UN climate finance mechanism

The Loss and Damage Fund is a climate finance mechanism created during the 27th Conference of Parties (COP), held in Egypt in 2022. The fund was designed to address loss and damage, to support communities when adaptation strategies are inadequate or implemented too late, and damage and risk has already happened.

== Description ==
This was an agreement between the nations to establish a multilateral loss and damage fund to support communities in averting, minimizing, and addressing damages and risks, after three decades of negotiation on loss and damage caused by climate change. Finally, the 27th Conference of Parties (COP) adopted a proposal drafted by the Warsaw International Mechanism for Loss and Damage. This fund will be available to support poorer countries for the losses and damages caused by climate change. The parties agree to utilise the Santiago Network, established at COP25, to provide technical assistance in averting, minimizing, and addressing loss and damage. The fund will operate as a financial mechanism of the Paris Agreement. During COP29 in Baku, it was announced that the fund was ready to receive contributions, and that it will start financing projects in 2025.
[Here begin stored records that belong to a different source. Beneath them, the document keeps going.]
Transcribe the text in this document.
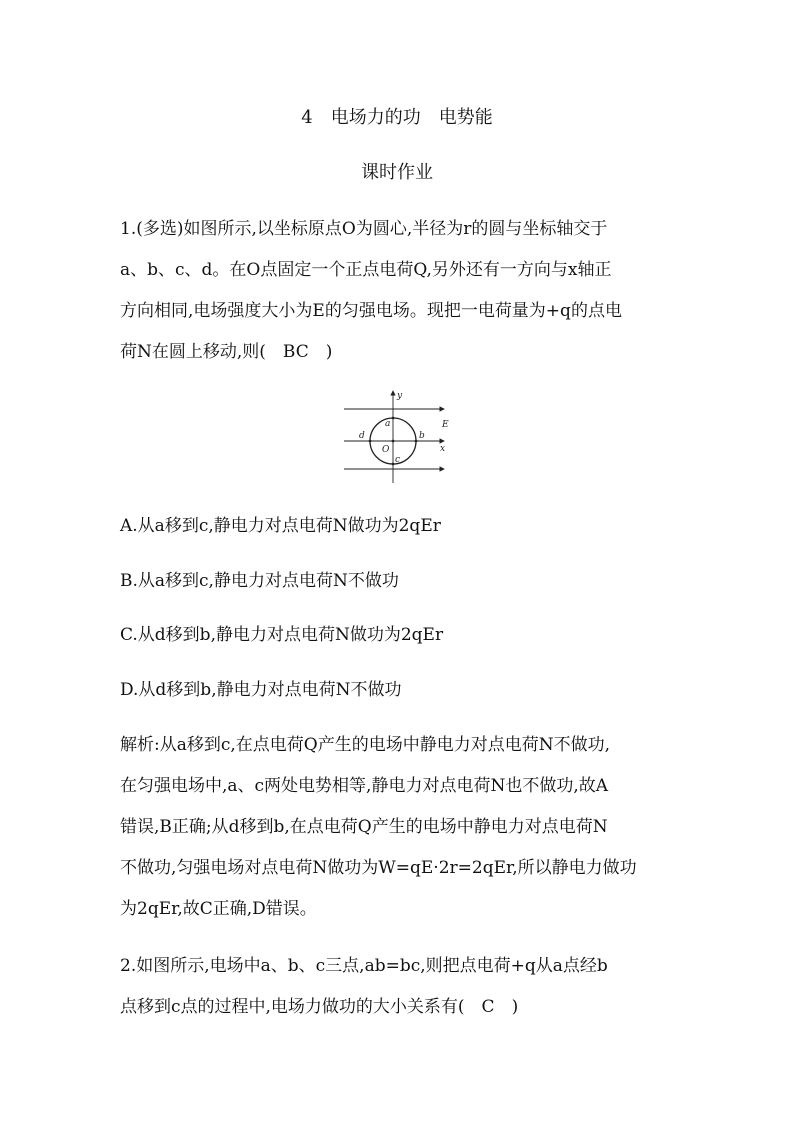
4　电场力的功　电势能
课时作业
1.(多选)如图所示,以坐标原点O为圆心,半径为r的圆与坐标轴交于
a、b、c、d。在O点固定一个正点电荷Q,另外还有一方向与x轴正
方向相同,电场强度大小为E的匀强电场。现把一电荷量为+q的点电
荷N在圆上移动,则(　BC　)
y
x
E
O
a
b
c
d
A.从a移到c,静电力对点电荷N做功为2qEr
B.从a移到c,静电力对点电荷N不做功
C.从d移到b,静电力对点电荷N做功为2qEr
D.从d移到b,静电力对点电荷N不做功
解析:从a移到c,在点电荷Q产生的电场中静电力对点电荷N不做功,
在匀强电场中,a、c两处电势相等,静电力对点电荷N也不做功,故A
错误,B正确;从d移到b,在点电荷Q产生的电场中静电力对点电荷N
不做功,匀强电场对点电荷N做功为W=qE·2r=2qEr,所以静电力做功
为2qEr,故C正确,D错误。
2.如图所示,电场中a、b、c三点,ab=bc,则把点电荷+q从a点经b
点移到c点的过程中,电场力做功的大小关系有(　C　)
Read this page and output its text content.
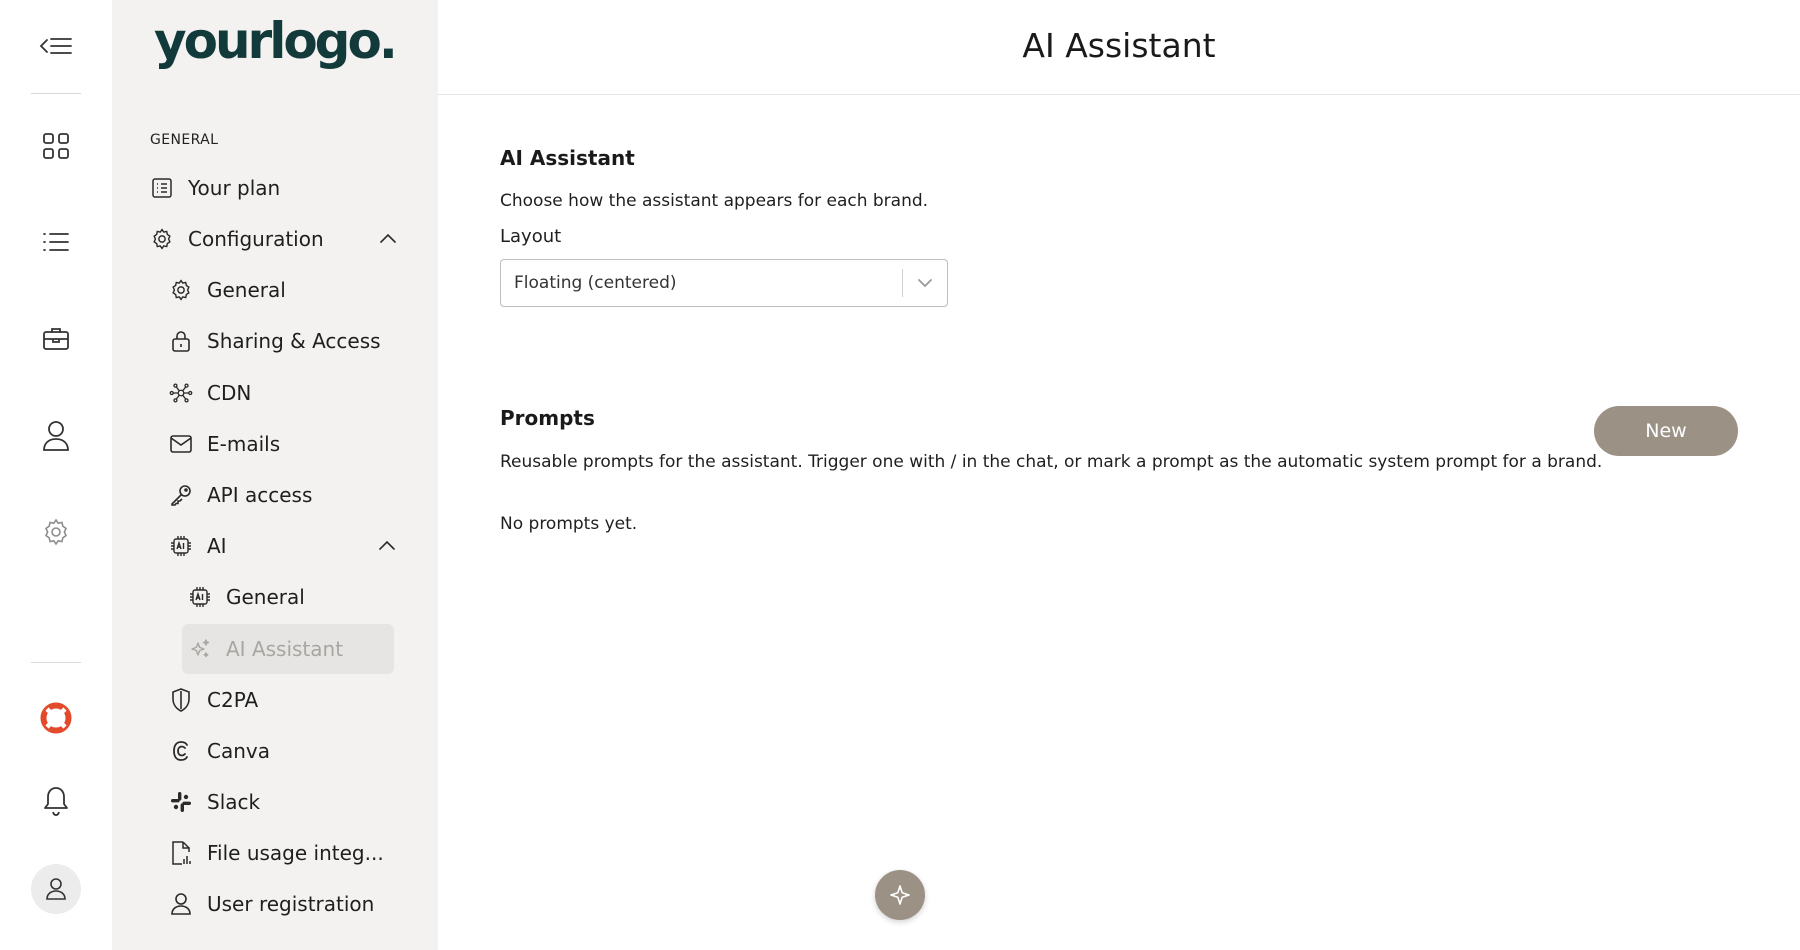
yourlogo.
GENERAL
Your plan
Configuration
General
Sharing & Access
CDN
E-mails
API access
AI
General
AI Assistant
C2PA
Canva
Slack
File usage integ...
User registration
AI Assistant
AI Assistant
Choose how the assistant appears for each brand.
Layout
Floating (centered)
Prompts
New
Reusable prompts for the assistant. Trigger one with / in the chat, or mark a prompt as the automatic system prompt for a brand.
No prompts yet.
At previous COP events, industrialised nations blocked attempts by low and middle-income countries asking for financial support with their climate adaptation plans. At COP26 in Glasgow, Scotland became the first Global North country to pledge bilateral finance specifically for loss and damage. In the following year, at COP27, the agreement to support countries for loss and damage from climate change was signed, and that was seen by many as a major breakthrough.

In March 2025, the administration of U.S. president Donald Trump withdrew the country's representatives from the Loss and Damage Fund.